The contract to replace its six aging E-3D Sentry airborne early warning (AWACS) planes with a fleet of Boeing E-7 Wedgetail jets would, if confirmed, be worth over $1 billion.
But the decision, which could be announced in coming weeks, is likely to anger some U.K. lawmakers who have called for a full competition, and may also spark formal protests by European defense companies keen for the business.
Airbus, which is said to be teaming up with Sweden’s Saab to offer an alternative, is anxious to try to prevent the deal being awarded without a competition and does not rule out mounting a legal challenge, a person close to the matter said.
A spokesman for Britain’s defense ministry said, “We tender contracts competitively wherever appropriate.
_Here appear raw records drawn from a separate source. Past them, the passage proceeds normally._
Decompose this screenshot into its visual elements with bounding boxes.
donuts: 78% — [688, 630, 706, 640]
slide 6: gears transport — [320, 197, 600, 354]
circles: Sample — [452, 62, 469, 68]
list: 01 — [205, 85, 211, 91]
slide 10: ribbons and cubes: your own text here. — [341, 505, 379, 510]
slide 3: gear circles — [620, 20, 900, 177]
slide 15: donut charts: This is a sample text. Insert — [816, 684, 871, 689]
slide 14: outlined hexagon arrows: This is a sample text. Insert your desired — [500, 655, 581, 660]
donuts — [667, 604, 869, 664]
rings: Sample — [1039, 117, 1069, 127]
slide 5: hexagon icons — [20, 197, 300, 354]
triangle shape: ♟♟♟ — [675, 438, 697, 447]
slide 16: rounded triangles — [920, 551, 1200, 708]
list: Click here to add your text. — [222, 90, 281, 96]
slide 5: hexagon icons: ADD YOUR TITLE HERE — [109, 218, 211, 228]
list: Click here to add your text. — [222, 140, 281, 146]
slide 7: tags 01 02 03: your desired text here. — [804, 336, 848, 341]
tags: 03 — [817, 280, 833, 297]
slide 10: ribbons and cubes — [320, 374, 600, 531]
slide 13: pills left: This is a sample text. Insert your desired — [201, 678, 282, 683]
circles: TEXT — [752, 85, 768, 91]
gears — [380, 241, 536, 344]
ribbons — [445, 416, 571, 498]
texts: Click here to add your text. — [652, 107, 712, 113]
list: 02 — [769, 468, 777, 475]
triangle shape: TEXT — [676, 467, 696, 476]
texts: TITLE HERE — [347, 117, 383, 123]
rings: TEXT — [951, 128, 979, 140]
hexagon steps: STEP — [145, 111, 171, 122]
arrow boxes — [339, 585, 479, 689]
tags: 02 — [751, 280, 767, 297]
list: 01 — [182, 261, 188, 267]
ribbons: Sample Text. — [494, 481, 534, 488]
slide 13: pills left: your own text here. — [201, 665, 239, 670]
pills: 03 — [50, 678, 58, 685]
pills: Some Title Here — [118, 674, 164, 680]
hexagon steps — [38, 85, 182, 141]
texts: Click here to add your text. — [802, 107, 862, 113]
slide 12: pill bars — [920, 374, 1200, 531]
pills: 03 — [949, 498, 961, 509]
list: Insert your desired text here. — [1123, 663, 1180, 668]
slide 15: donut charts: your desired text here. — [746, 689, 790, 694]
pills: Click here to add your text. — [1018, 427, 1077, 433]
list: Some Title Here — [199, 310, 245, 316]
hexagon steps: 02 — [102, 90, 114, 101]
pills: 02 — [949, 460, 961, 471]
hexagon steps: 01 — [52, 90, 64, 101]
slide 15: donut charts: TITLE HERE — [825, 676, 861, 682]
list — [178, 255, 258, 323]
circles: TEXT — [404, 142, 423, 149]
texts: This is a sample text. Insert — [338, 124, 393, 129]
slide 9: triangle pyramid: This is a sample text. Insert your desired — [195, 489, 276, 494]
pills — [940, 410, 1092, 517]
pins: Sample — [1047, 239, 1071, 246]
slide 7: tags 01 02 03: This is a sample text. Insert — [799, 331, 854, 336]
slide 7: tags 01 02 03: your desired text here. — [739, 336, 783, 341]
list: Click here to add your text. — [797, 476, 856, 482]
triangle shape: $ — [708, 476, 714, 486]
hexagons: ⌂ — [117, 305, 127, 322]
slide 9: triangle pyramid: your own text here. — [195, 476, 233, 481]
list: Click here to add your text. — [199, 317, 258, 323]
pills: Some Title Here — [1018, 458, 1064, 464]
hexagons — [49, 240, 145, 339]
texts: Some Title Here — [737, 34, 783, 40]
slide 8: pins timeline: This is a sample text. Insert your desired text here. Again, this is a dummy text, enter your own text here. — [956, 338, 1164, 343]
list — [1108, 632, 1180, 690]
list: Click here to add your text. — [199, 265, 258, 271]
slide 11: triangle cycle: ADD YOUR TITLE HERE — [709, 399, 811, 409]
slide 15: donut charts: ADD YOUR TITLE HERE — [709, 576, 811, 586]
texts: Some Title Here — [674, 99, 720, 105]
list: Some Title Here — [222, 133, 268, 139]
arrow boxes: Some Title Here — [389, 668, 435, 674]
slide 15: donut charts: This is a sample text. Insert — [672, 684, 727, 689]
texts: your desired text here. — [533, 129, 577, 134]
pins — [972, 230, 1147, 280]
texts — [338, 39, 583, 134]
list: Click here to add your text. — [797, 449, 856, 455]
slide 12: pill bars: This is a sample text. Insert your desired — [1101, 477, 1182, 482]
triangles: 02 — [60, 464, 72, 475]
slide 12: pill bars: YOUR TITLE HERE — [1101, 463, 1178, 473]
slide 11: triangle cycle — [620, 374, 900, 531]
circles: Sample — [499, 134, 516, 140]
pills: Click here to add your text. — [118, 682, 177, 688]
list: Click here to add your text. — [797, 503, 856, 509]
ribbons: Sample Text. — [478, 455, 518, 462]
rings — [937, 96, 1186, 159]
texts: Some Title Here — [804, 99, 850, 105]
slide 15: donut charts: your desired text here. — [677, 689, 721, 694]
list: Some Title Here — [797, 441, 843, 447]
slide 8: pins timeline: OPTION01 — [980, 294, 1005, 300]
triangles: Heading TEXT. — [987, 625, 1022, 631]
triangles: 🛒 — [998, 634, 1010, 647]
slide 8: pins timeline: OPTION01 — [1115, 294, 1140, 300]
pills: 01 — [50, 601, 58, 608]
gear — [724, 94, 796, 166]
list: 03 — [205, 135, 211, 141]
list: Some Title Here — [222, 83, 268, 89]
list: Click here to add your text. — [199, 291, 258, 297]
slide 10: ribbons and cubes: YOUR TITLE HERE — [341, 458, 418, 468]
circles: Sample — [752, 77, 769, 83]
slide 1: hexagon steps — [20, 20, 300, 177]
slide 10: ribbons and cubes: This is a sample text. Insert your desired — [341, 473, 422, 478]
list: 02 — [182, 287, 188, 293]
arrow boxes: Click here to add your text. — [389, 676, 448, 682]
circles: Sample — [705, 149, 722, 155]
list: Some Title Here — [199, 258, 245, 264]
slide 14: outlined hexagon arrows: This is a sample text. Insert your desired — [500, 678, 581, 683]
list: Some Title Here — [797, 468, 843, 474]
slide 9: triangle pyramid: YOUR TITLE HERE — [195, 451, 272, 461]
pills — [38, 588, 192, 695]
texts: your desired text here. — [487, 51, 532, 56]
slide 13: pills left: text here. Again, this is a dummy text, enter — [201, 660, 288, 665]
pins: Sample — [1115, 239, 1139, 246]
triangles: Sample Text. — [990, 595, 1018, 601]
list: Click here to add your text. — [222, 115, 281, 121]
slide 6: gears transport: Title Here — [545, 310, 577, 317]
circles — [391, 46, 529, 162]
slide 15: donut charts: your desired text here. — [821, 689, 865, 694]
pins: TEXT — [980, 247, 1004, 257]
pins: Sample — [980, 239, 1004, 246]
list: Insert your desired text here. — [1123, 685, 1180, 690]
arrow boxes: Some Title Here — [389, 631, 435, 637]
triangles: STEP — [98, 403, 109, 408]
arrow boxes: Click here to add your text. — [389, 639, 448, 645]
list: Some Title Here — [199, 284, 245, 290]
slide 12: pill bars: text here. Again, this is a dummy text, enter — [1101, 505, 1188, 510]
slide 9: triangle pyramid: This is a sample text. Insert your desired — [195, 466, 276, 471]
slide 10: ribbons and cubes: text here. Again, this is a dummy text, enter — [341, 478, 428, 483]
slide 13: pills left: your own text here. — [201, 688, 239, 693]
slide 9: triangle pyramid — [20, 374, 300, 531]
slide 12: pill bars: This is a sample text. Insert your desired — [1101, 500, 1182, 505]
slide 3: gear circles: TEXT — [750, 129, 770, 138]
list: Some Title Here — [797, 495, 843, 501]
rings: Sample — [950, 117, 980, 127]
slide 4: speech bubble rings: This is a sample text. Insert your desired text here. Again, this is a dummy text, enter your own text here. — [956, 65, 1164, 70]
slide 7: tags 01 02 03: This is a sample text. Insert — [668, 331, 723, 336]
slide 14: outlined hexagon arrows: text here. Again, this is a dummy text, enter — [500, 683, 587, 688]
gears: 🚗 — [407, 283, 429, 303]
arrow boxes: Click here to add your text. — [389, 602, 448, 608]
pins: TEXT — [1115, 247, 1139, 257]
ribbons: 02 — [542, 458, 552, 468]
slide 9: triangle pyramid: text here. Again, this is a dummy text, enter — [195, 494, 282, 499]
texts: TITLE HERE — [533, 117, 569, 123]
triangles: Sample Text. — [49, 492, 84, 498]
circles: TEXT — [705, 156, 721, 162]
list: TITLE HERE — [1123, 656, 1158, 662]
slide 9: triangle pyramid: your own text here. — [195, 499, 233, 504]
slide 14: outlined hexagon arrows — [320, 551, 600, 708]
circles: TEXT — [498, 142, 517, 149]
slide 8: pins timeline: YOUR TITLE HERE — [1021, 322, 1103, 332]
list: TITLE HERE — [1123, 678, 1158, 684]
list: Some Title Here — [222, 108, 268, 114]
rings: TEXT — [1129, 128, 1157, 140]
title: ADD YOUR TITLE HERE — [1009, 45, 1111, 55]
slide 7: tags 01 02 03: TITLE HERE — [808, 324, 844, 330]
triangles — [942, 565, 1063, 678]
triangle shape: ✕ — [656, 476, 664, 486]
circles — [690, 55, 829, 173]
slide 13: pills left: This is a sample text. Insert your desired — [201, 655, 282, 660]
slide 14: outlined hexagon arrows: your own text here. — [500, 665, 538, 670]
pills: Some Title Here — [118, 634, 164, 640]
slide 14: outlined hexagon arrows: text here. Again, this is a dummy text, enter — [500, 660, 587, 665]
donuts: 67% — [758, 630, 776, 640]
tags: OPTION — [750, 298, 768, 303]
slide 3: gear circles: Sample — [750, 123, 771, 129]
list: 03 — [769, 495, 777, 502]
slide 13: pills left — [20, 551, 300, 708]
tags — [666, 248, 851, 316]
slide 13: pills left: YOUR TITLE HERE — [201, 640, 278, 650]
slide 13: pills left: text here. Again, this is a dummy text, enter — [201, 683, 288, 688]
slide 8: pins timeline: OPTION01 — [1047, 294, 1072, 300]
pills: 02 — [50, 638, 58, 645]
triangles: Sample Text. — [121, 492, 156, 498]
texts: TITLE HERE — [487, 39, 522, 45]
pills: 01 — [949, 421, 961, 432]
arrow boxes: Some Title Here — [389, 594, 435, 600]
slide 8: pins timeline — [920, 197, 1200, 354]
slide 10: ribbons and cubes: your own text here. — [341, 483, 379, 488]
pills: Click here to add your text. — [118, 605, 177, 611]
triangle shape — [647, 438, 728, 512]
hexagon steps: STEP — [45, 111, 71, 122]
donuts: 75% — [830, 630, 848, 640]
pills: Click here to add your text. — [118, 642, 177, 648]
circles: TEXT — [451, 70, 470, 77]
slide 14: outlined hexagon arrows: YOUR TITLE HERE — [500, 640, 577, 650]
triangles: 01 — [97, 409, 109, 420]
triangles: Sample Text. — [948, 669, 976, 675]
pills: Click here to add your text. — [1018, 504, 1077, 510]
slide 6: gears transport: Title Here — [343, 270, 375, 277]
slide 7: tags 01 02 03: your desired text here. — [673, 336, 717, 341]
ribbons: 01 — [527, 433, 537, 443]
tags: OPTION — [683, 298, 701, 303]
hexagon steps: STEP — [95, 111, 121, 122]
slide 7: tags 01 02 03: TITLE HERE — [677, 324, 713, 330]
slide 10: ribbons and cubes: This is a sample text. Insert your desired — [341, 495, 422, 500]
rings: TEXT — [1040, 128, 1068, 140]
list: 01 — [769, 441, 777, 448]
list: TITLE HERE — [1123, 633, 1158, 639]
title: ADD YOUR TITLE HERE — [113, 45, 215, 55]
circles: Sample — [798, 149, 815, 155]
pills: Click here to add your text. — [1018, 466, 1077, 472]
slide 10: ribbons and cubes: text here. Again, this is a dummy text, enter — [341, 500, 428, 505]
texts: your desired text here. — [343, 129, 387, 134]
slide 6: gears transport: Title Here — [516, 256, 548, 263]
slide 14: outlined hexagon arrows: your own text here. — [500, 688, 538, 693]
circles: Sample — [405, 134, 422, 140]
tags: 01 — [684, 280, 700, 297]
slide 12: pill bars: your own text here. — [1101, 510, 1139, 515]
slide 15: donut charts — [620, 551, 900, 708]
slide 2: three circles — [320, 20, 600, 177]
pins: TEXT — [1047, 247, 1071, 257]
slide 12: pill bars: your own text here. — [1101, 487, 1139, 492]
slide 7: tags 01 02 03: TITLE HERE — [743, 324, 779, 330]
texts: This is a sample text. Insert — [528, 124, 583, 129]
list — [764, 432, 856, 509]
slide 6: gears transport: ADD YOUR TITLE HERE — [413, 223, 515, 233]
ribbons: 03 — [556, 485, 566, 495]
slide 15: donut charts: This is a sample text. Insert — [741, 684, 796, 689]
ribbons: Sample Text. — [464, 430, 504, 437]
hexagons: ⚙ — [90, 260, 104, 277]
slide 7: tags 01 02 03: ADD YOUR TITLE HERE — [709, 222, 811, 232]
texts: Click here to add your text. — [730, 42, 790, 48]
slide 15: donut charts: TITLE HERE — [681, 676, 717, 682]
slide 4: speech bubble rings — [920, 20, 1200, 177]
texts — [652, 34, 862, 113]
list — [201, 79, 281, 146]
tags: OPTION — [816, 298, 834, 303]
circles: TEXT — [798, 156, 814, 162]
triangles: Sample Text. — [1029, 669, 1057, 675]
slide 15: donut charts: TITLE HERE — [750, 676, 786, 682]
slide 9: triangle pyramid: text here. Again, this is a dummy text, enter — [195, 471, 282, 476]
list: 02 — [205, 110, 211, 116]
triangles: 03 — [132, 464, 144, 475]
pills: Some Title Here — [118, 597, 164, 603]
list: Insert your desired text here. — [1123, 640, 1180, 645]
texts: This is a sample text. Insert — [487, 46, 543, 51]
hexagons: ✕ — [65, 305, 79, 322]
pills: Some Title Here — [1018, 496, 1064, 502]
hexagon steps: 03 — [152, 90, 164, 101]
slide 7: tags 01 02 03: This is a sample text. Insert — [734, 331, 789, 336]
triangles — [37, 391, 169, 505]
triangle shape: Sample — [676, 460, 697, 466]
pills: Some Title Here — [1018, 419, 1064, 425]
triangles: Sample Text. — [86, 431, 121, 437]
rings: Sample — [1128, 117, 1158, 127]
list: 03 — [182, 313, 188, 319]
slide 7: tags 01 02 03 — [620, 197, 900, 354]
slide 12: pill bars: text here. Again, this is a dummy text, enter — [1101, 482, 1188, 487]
It is too early to comment further at this time.” Boeing and Airbus had no immediate comment.
The decision over whether to order the equipment from the United States or to look to continental Europe reflects broader divisions over Britain’s external relations after it leaves the European Union, with thousands of high-tech jobs at stake.
U.S. President Donald Trump, whose support is vital as Britain seeks to forge new trade deals outside the European Union, extolled the benefits of buying from U.S. arms firms including Boeing after a NATO summit on Thursday.
But Airbus, which recently clashed with the U.K. government over delays in negotiating Brexit, is expected to defend a European solution based on its A330 jetliner and Saab’s Erieye radar and will argue Boeing trade actions put U.K. jobs at risk.
“It would mean the U.K. is no longer a trustworthy place to do business,” a person close to the company said.
The chairman of the British parliament’s defense committee this month posted a letter dated June 26 to the procurement minister, arguing that open competition would save money.
Boeing’s supporters say the E-7A planes — based on the 737 jetliner and already in use by Australia, South Korea and Turkey — would speed delivery to the UK military, which had deferred purchases to devote resources to wars in Iraq and Afghanistan.
Boeing is willing to offer U.K. firms a significant share of work on the program, one of the sources said. It would fly 737 jetliners to the U.K. and allow firms there to do work needed to turn them into airborne surveillance and command assets.